Application: My dad always told me that you can never push a rope. The older I get the more wisdom I see in that statement. I know that to be true. Experience has proven it. Yet, I often find myself feeling like that is what I do for a living. I push ropes. Or try to. Most of the time this leaves me feeling like I failed. It creates inside of me an overwhelming sense of frustration that often leads to anger. I study. I regroup. I will buy resources designed to help me get better at leading people through the basics of leadership and execution. But I wonder; how would my life differ if I stopped trying to push the ropes?

When I read about the church in Macedonia, I am amazed. There are no ropes. People are moving beyond what has been asked of expected of them. I love the thought of what Paul has seen. They are approaching him. Begging him to let them participate. Not because of anything Paul has done, but because so great is the outpouring of God's grace and their personal connection with His favor.

Prayer: I have heard it said many times that I can do nothing on my own. It is a saying that reverberates through churches the world over. It is a statement that I totally disagree with. I can do a lot on my own. I can create things. I can push things. I can will something into existence. I can force my hand. I have seen me do this many times. But there is something that I can't do. I can never create a movement of Your spirit. When I read stories like this one in 2 Corinthians I am reminded of just how great You are. I realize just how desperately I need You. I seek Your Grace this morning.

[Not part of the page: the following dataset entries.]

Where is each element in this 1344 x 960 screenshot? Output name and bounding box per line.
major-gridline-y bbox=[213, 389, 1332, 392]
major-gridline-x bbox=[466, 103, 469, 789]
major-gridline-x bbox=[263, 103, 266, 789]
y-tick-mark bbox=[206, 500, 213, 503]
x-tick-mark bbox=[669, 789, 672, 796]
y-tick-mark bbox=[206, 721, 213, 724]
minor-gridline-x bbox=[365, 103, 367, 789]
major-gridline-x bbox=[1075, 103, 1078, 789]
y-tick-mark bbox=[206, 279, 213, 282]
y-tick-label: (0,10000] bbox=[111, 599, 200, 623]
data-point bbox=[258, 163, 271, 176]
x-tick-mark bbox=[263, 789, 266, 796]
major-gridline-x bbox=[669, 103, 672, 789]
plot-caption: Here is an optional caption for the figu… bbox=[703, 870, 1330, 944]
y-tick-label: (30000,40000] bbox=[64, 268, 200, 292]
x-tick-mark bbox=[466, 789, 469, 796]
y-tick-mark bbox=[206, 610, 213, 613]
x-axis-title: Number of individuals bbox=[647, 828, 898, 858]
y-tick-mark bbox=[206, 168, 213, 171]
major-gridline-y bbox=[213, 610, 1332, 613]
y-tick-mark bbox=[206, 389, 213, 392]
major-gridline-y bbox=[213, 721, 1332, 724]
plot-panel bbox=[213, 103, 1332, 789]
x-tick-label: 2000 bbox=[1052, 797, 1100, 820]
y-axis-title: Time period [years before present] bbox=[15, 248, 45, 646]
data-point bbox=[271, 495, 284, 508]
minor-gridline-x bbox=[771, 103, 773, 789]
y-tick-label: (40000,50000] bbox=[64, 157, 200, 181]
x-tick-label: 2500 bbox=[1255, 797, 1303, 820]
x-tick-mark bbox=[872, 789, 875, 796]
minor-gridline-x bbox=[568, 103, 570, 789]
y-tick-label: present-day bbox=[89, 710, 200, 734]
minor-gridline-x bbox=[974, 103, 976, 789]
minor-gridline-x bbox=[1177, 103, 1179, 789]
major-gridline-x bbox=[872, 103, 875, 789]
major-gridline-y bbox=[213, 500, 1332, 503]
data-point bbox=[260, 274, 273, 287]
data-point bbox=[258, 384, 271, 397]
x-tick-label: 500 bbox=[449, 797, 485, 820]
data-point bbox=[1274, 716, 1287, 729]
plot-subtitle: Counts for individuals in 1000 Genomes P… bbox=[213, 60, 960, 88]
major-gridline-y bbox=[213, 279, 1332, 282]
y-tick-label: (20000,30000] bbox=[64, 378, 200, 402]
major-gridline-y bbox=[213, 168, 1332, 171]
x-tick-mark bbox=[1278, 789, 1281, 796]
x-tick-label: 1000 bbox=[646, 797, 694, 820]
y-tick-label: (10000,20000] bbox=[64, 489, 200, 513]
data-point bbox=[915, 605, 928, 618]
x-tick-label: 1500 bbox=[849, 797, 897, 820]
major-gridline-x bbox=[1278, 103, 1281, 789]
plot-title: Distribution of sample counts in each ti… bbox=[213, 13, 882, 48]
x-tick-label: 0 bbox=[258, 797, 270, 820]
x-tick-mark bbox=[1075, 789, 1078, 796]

The list of things on which I am working is long and I need to confess to You this morning that I am engaging my flesh and my own wisdom more than I am seeking an outpouring of Your grace on the people I serve. I pray that You reveal to me the discernment I need to find the balance between joining You in a work with the gifts that you have provided me and using the gifts that You have provided to create a work. I am tried of creating works. Instead, I am ready to experience Your favor in a way I have never seen.